A Bengaluru-based biotech start-up, Pandorum Technologies, has become the first Indian firm to develop artificial living tissue, which performs the function of a human liver and can lead to affordable, full-scale transplantable organs in few a years.
- The tissue has been developed by the trio comprises of Arun Chandru, Dr Abdullah Chand and Dr Sivarajan T.
- The tissue performs critical functions of a human liver tissue including detoxification, metabolism and secretion of biochemicals such as albumin and cholesterol.
- The tissue can grow and survive up to eight weeks.
Artificial living tissue
To build liver tissue of 5 mm size, Pandorum needed 10 million liver cells, which were arranged in three-dimensional architecture.
- A bio-material made up of glucose, proteins and living cells extracted from a particular type of insect is used as ink, which is placed in three interchangeable dispensers of the printer’s head controlled by lasers.
- 3D printing technology has the potential to save lives of patients with liver failure.
About Pandorum
Arun Chandru along with Tuhin Bhowmick, researchers from Indian Institute of Science (IISc), Bangalore, founded Pandorum in 2011 to make artificial human organs on demand.

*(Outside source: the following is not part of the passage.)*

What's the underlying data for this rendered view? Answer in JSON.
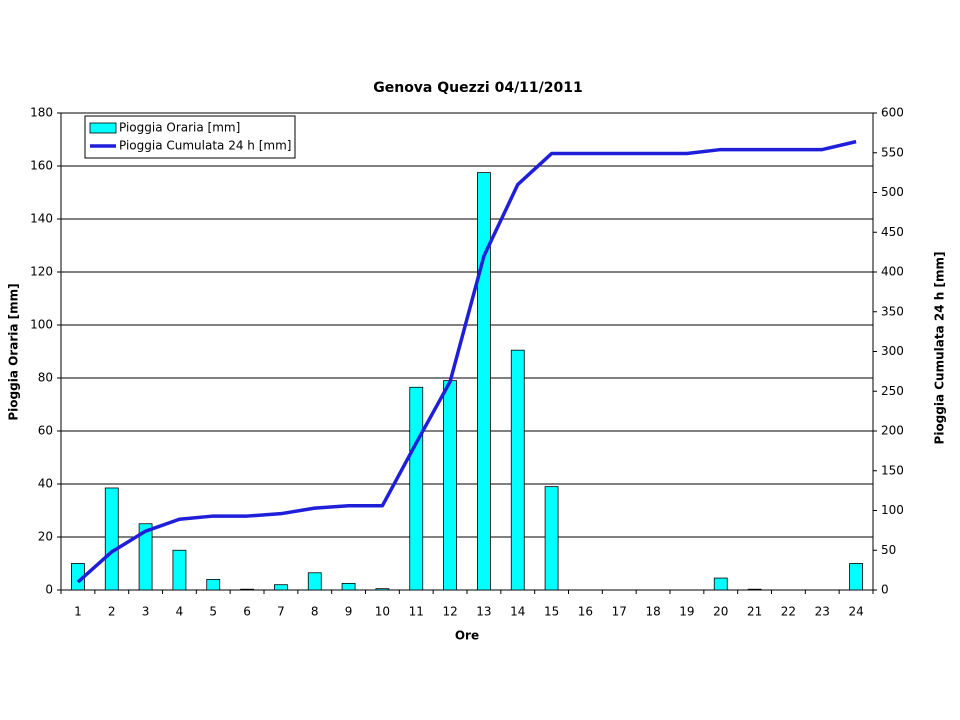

- Pandorum is currently funded by grants from the Biotechnology Industry Research Assistance Council and is incubated at the Centre for Cellular and Molecular Platforms, a nonprofit organization that provides support for bioscience research and entrepreneurship.
In India, thousands of lives are lost every year because of unavailability of organs. More than 75,000 livers, 200,000 kidneys and 50,000 hearts are needed in hospitals across the country. The current availability through organ donation and cadaver transplants is around 1,500 livers, 7,000 kidneys and just 50 hearts.